Our little boy, Cullen, is almost three. Which means he’s two–and I’ve discovered that the “terrible twos” are no joke. Cullen’s a good kid, all in all, but sometimes he elevates irrationality to an art form. Case in point, while getting dressed for daycare this morning, he decided he wanted to wear his pants backward because they have a truck on the back pocket. (Note to manufacturer: don’t put the cool stuff on the back of toddler clothes.) Naturally, his parents, not wanting to seem neglectful or idiotic to daycare staff, put his pants on correctly.

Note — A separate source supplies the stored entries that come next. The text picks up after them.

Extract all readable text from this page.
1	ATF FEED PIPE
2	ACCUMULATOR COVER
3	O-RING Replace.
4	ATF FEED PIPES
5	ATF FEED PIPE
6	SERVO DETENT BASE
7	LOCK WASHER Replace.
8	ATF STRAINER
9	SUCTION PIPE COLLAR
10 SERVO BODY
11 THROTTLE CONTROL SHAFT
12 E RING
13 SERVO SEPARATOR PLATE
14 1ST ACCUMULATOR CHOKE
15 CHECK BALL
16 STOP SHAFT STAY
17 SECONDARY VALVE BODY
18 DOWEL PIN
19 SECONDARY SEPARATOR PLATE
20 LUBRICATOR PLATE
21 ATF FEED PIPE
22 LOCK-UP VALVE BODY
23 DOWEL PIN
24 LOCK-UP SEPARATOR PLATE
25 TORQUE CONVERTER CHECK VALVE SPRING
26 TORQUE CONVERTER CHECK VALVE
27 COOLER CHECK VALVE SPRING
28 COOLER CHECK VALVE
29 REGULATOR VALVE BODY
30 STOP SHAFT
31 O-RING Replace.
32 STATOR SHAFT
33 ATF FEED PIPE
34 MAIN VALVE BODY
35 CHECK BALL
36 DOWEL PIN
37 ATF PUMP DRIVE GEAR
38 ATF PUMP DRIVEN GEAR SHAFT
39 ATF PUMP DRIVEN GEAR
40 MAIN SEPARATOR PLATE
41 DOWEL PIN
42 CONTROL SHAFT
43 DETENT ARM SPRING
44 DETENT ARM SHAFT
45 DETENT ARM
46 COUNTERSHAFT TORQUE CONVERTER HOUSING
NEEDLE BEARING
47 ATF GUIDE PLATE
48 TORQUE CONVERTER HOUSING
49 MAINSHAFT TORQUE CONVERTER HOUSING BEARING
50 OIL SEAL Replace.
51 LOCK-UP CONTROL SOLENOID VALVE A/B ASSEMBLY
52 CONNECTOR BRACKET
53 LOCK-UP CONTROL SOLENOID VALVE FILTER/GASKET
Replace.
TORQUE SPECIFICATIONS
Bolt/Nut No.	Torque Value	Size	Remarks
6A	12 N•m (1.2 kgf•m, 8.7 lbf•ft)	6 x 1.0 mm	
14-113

One word: Meltdown. When he finally calmed down, and I explained that we would be wearing the pants the way they were intended, he turned away, grunted, and punched the air with his hand. That’s his way of saying, “Whatever. But I don’t have to like it.” (It’s a big no-no, and warrants an automatic time-out, but that’s another story.)
Cullen gave hand motions to grudging obedience. The apostle Paul talks in Romans about a different kind of obedience. Though Paul uses the term slave, which is not a positive image for us 21st-century Christians, what he means is serving a master. We present ourselves to some master, whether it’s sin or God, and that’s who our master is.
Paul says we can present ourselves to God (like the Roman Christians), put our heart on a platter for him, and make our obedience a gift. We can guess, though, that it’s possible to give God something less–call it lip service. It’s obedience that goes no deeper than our skin. And Paul says that’s not the kind of obedience that leads to real freedom.